Seguimos buscando. Vimos tres mujeres es espera de algo, desesperadas en busqueda. Ahora fui yo, Serpe Cruz, quien nos introdujo. Las mujeres descompusieron sus rostros solo al escuchar la palabra poesía, como si una paloma con las viseras enrolladas en las patas se les estrellara en el rostro. Sus ojos se les escaparon. Se enrollaron en sí mismas, puercoespines. Espalda contra espalda formaron una falange. Sólo esperábamos su respuesta, una simple palabra: o no. Pero ya hace tiempo perdieron su capacidad de hablarle a otro ser humano cualquiera. El escuchar poesía, el sólo hecho de imaginarla las hacía temblar, pequeñas niñas ante el enorme falo del Coco. Qué rostros tan enmierdesidos de miedo tendrían, qué gritos tan desgarradores habrán dado con los ojos, con cuánta desesperación habrán pedido en calibra 45 de sus guaruras, o el ladrido de sus machos para una pregunta: ¿Nos permitirían leerles un poema? Esa pregunta, a sus oídos acostumbrados a escuchar afirmaciones vasallas, era una 38 smith and wesson special, un respetuoso asalto poético. Mujeres histéricas, cascarones humanos, reconozco su capacidad de atraer heroicos policías contra dos turcos armados únicamente con poemas, poemas que no entenderían aún si les pagaran por ello, como les pagan sus dueños por entender absolutamente nada.

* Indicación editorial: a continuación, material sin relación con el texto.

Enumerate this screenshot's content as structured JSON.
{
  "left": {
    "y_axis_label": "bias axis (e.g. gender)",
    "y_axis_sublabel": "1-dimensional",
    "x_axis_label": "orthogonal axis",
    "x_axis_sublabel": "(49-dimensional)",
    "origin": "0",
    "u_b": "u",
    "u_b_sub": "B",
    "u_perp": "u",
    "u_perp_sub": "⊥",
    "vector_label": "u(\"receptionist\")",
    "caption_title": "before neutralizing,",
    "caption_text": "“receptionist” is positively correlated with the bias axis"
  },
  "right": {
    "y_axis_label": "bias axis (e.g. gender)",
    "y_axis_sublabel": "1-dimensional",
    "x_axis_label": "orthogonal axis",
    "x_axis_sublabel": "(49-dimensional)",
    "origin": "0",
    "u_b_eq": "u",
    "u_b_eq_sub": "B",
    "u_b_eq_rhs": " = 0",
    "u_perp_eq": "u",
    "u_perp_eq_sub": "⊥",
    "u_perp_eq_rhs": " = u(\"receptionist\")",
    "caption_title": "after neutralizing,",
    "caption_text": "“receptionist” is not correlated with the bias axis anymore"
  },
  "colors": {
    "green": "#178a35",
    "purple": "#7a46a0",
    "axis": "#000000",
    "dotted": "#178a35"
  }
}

Respetuosamente nos sacó el policía del no-lugar, al cual la poesía no puede entrar sin permiso y sí con un costoso precio en dolares o con la marca tatuada de una transnacional. Tal vez una Macpoesía, una Dolce Poesía Gabbana bien se vendería, pero gratuitamente, para ellos, la poesía no lo es, no tiene valor. Qué puede importarles la poesía a las almas desiertas, sembradas de bastos créditos bancarios. Las personas en los no-lugares son las más solas y abandonadas en sí, de sí y de la palabra.

En la calle, la corbata me asfixiaba o ya no la sentía. Pero aun quedaba ésta, el lugar de todos y de nadie. Lugar de putas, narcos, millonarios, pobres, asesinos, violadores, pedófilos, santos, sacerdotes, todos mezclándose, todos sin nivel ni marcas, todos siendo personas, aisladas, perdidas de los otros, pero intentando o aparentando ser personas.

Y leímos poesía. Algunos dijeron sí, otros no, sin miedo, con desconfianza, sin esperar nada o esperando una venta un intercambio. Una mujer me dijo a cambio de qué me vas a decir el poema, a cambio de escucharme, dije, y me escuchó y el poema le pinto una sonrisa sin pesadez y dio color a mi corbata.

En los suntuosos no-lugares la gente no siente, no lo necesita para comprar. En la calle siente porque necesitan de la intuición para salvarse. Y sienten desaliento, amor y muerte, desamor y soledad, ausencia y vacío, sienten las miradas y los pasos, sienten y son animales a la defensiva de algo incierto y posible.

La mujer del puesto en el paseo Bravo, con los años abultandose en sus carnes, morena de cansancio, aceptó enojada escuchar un poema. Leí uno Del dolor de Benedetti y lo entendió y su enojo se hizo una sonrisa. Dije gracias, hasta luego, ella contestó, no, gracias a usted. Entonces lo supe. Debe regresar primero la poesía a la calle que anda a las personas, la calle rica en fauna urbana, calle donde duermen los policías e indigentes, siempre calle de los juglares, calle a la cual regresa la poesía Ítaca de Ulises. Poesía abandona los escritorios, libros, universidades, eruditos y poetas, poesía nómada, poesía que irrumpe en la cotidianidad de la ciudad. Poesía callejera, liberada, me ajustas perfectamente la corbata.